Director Walter Salles (Central Station, Behind the Sun) regularly focuses on the inextricable, inscrutable relationship shared by man and his environment, and the result is that his films' hardscrabble Latin American settings are transformed into active participants in his intimate, humanistic dramas. This fascination with the natural world is most forcefully realized in The Motorcycle Diaries, which recounts the life-altering 1952 journey through South America undertaken by a young Ernesto "Che" Guevara and his friend Alberto Granado. Imbued with the spirit of the dusty, arid open road and the continent's unassuming beauty and variety, this lovely-looking film nominally tracks the young Che's political and philosophical awakening as he comes into direct contact with the generous, friendly working-class men and women whom he would later champion as a communist revolutionary. Yet this mildly stirring, dramatically loosy-goosy tale of idealism being born is less effective as a Che Guevara back-story than as a gorgeous examination of the way our surroundings help shape us into who we are.

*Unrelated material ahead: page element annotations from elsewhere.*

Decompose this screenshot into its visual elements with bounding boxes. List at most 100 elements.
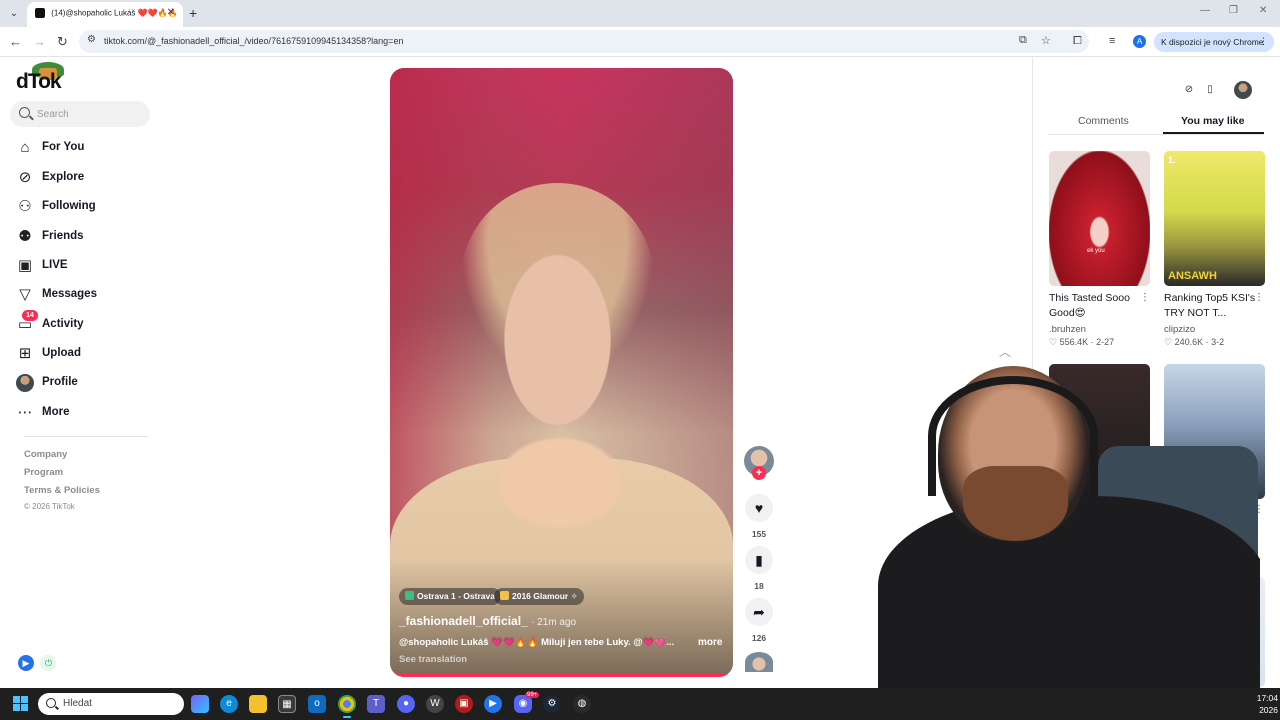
recommended-video-author-2[interactable]: clipzizo xyxy=(1164,324,1195,335)
heart-outline-icon: ♡ xyxy=(1164,337,1173,347)
obs-icon[interactable]: ◍ xyxy=(573,695,591,713)
reload-button[interactable]: ↻ xyxy=(57,34,68,50)
app-icon[interactable]: ● xyxy=(397,695,415,713)
search-icon xyxy=(46,698,56,708)
card-menu-icon[interactable]: ⋮ xyxy=(1140,292,1150,303)
effect-chip[interactable]: 2016 Glamour ✧ xyxy=(494,588,584,605)
chrome-profile-avatar[interactable]: A xyxy=(1133,35,1146,48)
back-button[interactable]: ← xyxy=(9,34,22,49)
clock-date: 2026 xyxy=(1259,705,1278,715)
store-icon[interactable]: ▦ xyxy=(278,695,296,713)
effect-chip-label: 2016 Glamour ✧ xyxy=(512,591,578,601)
taskbar-search[interactable]: Hledat xyxy=(38,693,184,715)
install-app-icon[interactable]: ⧉ xyxy=(1019,34,1027,47)
extension-power-icon[interactable]: ⏻ xyxy=(40,654,57,671)
video-author[interactable]: _fashionadell_official_ · 21m ago xyxy=(399,614,576,628)
sidebar-item-friends[interactable]: ⚉ Friends xyxy=(14,226,154,248)
card-menu-icon[interactable]: ⋮ xyxy=(1254,292,1264,303)
extensions-icon[interactable]: ⧠ xyxy=(1073,35,1082,48)
thumb-overlay-text: ANSAWH xyxy=(1168,270,1217,282)
omnibox[interactable]: ⚙ tiktok.com/@_fashionadell_official_/vi… xyxy=(79,30,1089,53)
browser-tab-active[interactable]: (14)@shopaholic Lukáš ❤️❤️🔥🔥 ✕ xyxy=(27,2,183,27)
webcam-shirt xyxy=(878,496,1260,688)
search-input[interactable] xyxy=(37,106,142,122)
sidebar-item-label: Explore xyxy=(42,171,85,183)
minimize-button[interactable]: — xyxy=(1200,5,1210,16)
video-author-name[interactable]: _fashionadell_official_ xyxy=(399,614,528,628)
messages-icon: ▽ xyxy=(19,286,31,303)
recommended-video-author-1[interactable]: .bruhzen xyxy=(1049,324,1086,335)
follow-plus-icon[interactable]: + xyxy=(752,466,766,480)
chrome-icon[interactable] xyxy=(338,695,356,718)
account-avatar[interactable] xyxy=(1234,81,1252,99)
video-progress-bar[interactable] xyxy=(390,674,733,677)
save-button[interactable]: ▮ xyxy=(745,546,773,574)
copilot-icon[interactable] xyxy=(191,695,209,713)
home-icon: ⌂ xyxy=(20,139,30,156)
new-tab-button[interactable]: + xyxy=(189,5,197,21)
live-icon: ▣ xyxy=(17,257,33,274)
following-icon: ⚇ xyxy=(18,198,32,215)
steam-icon[interactable]: ⚙ xyxy=(543,695,561,713)
search-box[interactable] xyxy=(10,101,150,127)
explore-compass-icon[interactable]: ⊘ xyxy=(1181,82,1197,98)
recommended-video-title-1[interactable]: This Tasted Sooo Good😍 xyxy=(1049,291,1145,321)
file-explorer-icon[interactable] xyxy=(249,695,267,713)
bookmark-star-icon[interactable]: ☆ xyxy=(1041,34,1051,47)
sidebar-item-activity[interactable]: ▭ 14 Activity xyxy=(14,310,154,336)
recommended-video-title-2[interactable]: Ranking Top5 KSI's TRY NOT T... xyxy=(1164,291,1260,321)
window-close-button[interactable]: ✕ xyxy=(1259,5,1267,16)
compass-icon: ⊘ xyxy=(18,169,32,186)
share-button[interactable]: ➦ xyxy=(745,598,773,626)
caption-more-button[interactable]: more xyxy=(698,637,722,648)
heart-outline-icon: ♡ xyxy=(1049,337,1058,347)
device-icon[interactable]: ▯ xyxy=(1202,82,1218,98)
recommended-video-thumb-1[interactable]: ek you xyxy=(1049,151,1150,286)
location-pin-icon xyxy=(405,591,414,600)
sidebar-item-profile[interactable]: Profile xyxy=(14,372,154,394)
location-chip[interactable]: Ostrava 1 - Ostrava xyxy=(399,588,501,605)
wordpress-icon[interactable]: W xyxy=(426,695,444,713)
footer-company-link[interactable]: Company xyxy=(24,449,67,460)
teams-icon[interactable]: T xyxy=(367,695,385,713)
recommended-video-meta-1: ♡ 556.4K · 2-27 xyxy=(1049,337,1115,347)
like-button[interactable]: ♥ xyxy=(745,494,773,522)
site-info-icon[interactable]: ⚙ xyxy=(87,34,96,45)
streaming-app-icon[interactable]: ▶ xyxy=(484,695,502,713)
extension-buttons: ▶ ⏻ xyxy=(18,654,58,672)
taskbar-clock[interactable]: 17:04 2026 xyxy=(1238,692,1278,716)
see-translation-link[interactable]: See translation xyxy=(399,654,467,665)
tab-comments[interactable]: Comments xyxy=(1078,115,1129,127)
url-text[interactable]: tiktok.com/@_fashionadell_official_/vide… xyxy=(104,36,403,46)
sidebar-item-messages[interactable]: ▽ Messages xyxy=(14,284,154,306)
footer-terms-link[interactable]: Terms & Policies xyxy=(24,485,100,496)
sidebar-item-more[interactable]: ⋯ More xyxy=(14,402,154,424)
tab-close-icon[interactable]: ✕ xyxy=(167,7,175,18)
more-icon: ⋯ xyxy=(17,404,33,421)
extension-play-icon[interactable]: ▶ xyxy=(18,654,34,671)
outlook-icon[interactable]: o xyxy=(308,695,326,713)
tab-search-button[interactable]: ⌄ xyxy=(6,6,22,22)
video-player[interactable]: Ostrava 1 - Ostrava 2016 Glamour ✧ _fash… xyxy=(390,68,733,677)
sidebar-item-for-you[interactable]: ⌂ For You xyxy=(14,137,154,159)
tiktok-favicon-icon xyxy=(35,8,45,18)
forward-button[interactable]: → xyxy=(33,34,46,49)
recommended-video-thumb-2[interactable]: 1. ANSAWH xyxy=(1164,151,1265,286)
footer-program-link[interactable]: Program xyxy=(24,467,63,478)
sidebar-item-label: Activity xyxy=(42,318,84,330)
chrome-menu-icon[interactable]: ⋮ xyxy=(1259,36,1268,47)
reading-list-icon[interactable]: ≡ xyxy=(1109,35,1115,47)
sidebar-item-following[interactable]: ⚇ Following xyxy=(14,196,154,218)
bookmark-icon: ▮ xyxy=(755,552,763,568)
tiktok-logo[interactable]: dTok xyxy=(16,62,96,93)
sidebar-item-explore[interactable]: ⊘ Explore xyxy=(14,167,154,189)
app-red-icon[interactable]: ▣ xyxy=(455,695,473,713)
sidebar-item-upload[interactable]: ⊞ Upload xyxy=(14,343,154,365)
maximize-button[interactable]: ❐ xyxy=(1229,5,1238,16)
sidebar-item-live[interactable]: ▣ LIVE xyxy=(14,255,154,277)
chrome-update-button[interactable]: K dispozici je nový Chrome ⋮ xyxy=(1154,32,1274,52)
tab-you-may-like[interactable]: You may like xyxy=(1181,115,1244,127)
windows-start-icon[interactable] xyxy=(13,696,29,712)
edge-icon[interactable]: e xyxy=(220,695,238,713)
sound-disc-avatar[interactable] xyxy=(745,652,773,672)
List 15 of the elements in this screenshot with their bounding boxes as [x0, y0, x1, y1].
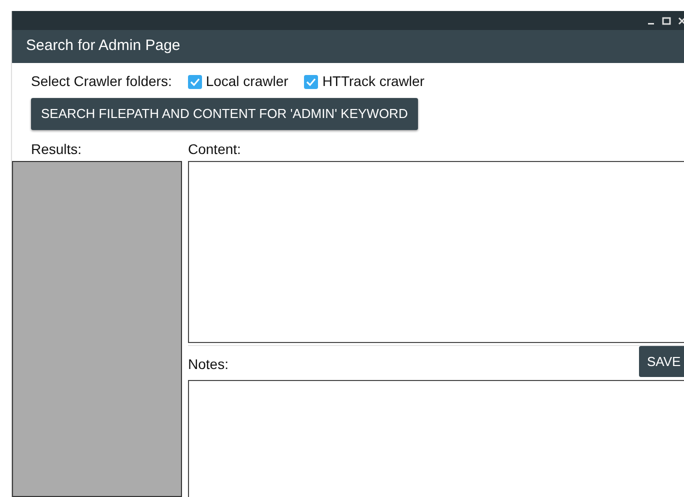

Adapted from both Guevara's The Motorcycle Diaries and Granado's Traveling with Che Guevara by Jose Rivera, Salles' episodic film follows the intrepid travelers as they leave family and friends behind in Buenos Aires and head for the rural countryside riding their beat-up metallic steed dubbed, ironically, "The Mighty One." Granado (Rodrigo De la Serna), a 29-year-old biochemist, and Guevara (Gael García Bernal), a 23-year-old student one semester away from getting his medical degree, had planned on being gone for four months, but their eventual odyssey would last twice as long, cover 8,000 miles, and forever change Guevara's way of looking at his homeland's social and economic inequity. As portrayed by Bernal and De la Serna, Che and Alberto are yin and yang, with Guevara's candid, charitable demeanor standing in sharp contrast to the more gregarious, hedonistic Alberto, and Salles' film makes great use of their complementary personalities during the duo's humorous antics to procure room, board, and booty from local businessmen and comely beauties. Salles' focus on the duo's push-and-pull chemistry gives the early stages of their trip a lighthearted joyousness, and Eric Gautier's expressive, ethereal cinematography of the Peruvian Andes and Chilean desert makes Che and Alberto's somewhat uneventful story - not a whole lot happens during the film's first two-thirds - sparsely lyrical.